Flexible, configurable code to perform web-scraping and text-analysis on patents from Google Patents.
The code has been developed for a project to study IBM's patents (see below), but has been made perfectly general-purpose. Cloning this repository, you can easily build and analyze your own dataset, choosing the assignee and the years of publication.
The IBM Patents dataset [link]
The code has been used to create the following dataset: IBM Patents. The dataset contains the metadata and text of ~60K patents assigned to IBM, through the years 2000-2019. The aim of this project was to find and study topics and trends in IBM technologies by performing text analysis. The plots shown below have been generated using just a small sample from this dataset, and serve as examples.

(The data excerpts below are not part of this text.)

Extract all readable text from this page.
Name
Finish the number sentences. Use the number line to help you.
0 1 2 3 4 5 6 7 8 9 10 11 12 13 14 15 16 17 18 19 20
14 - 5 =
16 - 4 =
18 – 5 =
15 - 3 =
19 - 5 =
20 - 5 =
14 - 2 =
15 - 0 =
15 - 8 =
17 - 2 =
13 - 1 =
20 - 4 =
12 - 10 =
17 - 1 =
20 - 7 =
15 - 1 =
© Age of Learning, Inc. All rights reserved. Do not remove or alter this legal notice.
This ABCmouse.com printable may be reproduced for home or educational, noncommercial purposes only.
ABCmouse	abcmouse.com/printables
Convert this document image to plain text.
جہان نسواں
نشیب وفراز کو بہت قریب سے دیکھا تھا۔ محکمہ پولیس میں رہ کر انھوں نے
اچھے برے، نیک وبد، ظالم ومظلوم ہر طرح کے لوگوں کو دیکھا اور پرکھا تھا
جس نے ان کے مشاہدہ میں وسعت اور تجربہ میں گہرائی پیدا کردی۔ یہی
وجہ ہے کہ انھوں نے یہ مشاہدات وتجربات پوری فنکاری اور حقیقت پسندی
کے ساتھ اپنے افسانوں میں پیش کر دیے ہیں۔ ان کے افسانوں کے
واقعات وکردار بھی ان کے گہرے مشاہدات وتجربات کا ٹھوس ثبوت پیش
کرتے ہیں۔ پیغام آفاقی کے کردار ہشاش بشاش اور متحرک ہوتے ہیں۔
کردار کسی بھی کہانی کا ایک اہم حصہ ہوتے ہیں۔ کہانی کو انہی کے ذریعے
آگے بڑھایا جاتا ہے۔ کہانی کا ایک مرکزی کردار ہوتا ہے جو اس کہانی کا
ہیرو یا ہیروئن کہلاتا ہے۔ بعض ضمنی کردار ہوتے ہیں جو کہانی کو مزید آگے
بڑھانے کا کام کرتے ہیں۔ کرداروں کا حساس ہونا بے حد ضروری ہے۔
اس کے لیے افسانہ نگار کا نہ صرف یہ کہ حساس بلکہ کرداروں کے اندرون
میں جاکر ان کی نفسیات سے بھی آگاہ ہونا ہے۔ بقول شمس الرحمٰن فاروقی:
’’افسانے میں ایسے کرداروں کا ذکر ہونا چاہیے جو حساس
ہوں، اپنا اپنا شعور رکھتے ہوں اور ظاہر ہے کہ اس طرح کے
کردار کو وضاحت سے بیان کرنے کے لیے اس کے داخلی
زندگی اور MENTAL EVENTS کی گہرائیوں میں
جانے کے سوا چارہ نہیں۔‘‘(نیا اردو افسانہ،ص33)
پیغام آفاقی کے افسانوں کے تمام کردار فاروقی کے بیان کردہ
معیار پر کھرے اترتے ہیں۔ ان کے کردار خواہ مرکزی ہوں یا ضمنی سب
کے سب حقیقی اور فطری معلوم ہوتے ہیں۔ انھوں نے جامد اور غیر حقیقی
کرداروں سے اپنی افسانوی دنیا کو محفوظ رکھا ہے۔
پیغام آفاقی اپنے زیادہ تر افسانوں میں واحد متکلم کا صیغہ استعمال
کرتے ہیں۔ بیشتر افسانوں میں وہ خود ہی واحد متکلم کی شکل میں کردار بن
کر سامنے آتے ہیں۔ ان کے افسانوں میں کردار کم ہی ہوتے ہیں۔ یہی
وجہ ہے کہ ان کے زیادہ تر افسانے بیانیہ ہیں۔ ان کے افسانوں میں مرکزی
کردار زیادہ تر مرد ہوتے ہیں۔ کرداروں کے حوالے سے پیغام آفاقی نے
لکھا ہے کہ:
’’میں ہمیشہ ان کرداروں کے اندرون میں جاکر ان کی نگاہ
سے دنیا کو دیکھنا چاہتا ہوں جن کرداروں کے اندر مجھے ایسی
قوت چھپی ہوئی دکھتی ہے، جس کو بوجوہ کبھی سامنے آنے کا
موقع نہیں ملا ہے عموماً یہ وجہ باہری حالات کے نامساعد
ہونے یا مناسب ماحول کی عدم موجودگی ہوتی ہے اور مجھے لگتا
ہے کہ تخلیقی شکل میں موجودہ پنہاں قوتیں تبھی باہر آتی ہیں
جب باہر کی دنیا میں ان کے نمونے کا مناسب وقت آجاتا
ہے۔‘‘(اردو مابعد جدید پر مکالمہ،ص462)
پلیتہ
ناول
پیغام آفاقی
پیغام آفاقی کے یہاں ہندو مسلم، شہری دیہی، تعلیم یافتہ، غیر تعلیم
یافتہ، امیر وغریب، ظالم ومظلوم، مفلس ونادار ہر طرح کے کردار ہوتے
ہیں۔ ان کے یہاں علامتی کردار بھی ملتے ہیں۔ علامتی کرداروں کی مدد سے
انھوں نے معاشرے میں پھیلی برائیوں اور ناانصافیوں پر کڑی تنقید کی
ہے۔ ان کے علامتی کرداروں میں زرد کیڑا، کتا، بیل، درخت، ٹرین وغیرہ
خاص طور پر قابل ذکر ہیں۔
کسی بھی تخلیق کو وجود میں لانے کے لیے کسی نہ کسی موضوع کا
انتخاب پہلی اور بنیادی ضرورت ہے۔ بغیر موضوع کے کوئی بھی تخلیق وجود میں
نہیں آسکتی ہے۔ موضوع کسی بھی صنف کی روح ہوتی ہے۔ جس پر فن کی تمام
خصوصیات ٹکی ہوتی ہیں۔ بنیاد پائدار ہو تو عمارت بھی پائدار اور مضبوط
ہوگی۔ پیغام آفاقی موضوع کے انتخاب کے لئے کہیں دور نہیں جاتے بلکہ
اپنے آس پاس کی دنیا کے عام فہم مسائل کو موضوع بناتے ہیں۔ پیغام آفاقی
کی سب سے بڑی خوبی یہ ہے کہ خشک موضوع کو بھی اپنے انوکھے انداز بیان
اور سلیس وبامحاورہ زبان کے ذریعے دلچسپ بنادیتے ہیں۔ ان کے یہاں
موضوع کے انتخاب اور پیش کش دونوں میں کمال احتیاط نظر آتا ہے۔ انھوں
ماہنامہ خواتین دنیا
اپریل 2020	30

git clone https://github.com/FeLusiani/PatentsTextAnalysis.git
cd ./patents-nlp
pip install -r requirements.txt
The web-scraping is performed using Selenium. You will need to download the Chrome driver here.
Finally, make sure to configure the paths in conf.py.
Configure the application paths and the scraping parameters in conf.py. In particular, the scraping parameters are:
- Assignee's name
- Years range
- Language
- Number of result pages to scrape per month
- Number of patents per page
Then run build_dataset.py
to build the dataset.
~/patents-nlp$ python build_dataset.py
usage: build_dataset.py [-h] [--delete] [--all] [--scrape] [--download] [--convert] [--clean] [--overwrite] [--multiproc]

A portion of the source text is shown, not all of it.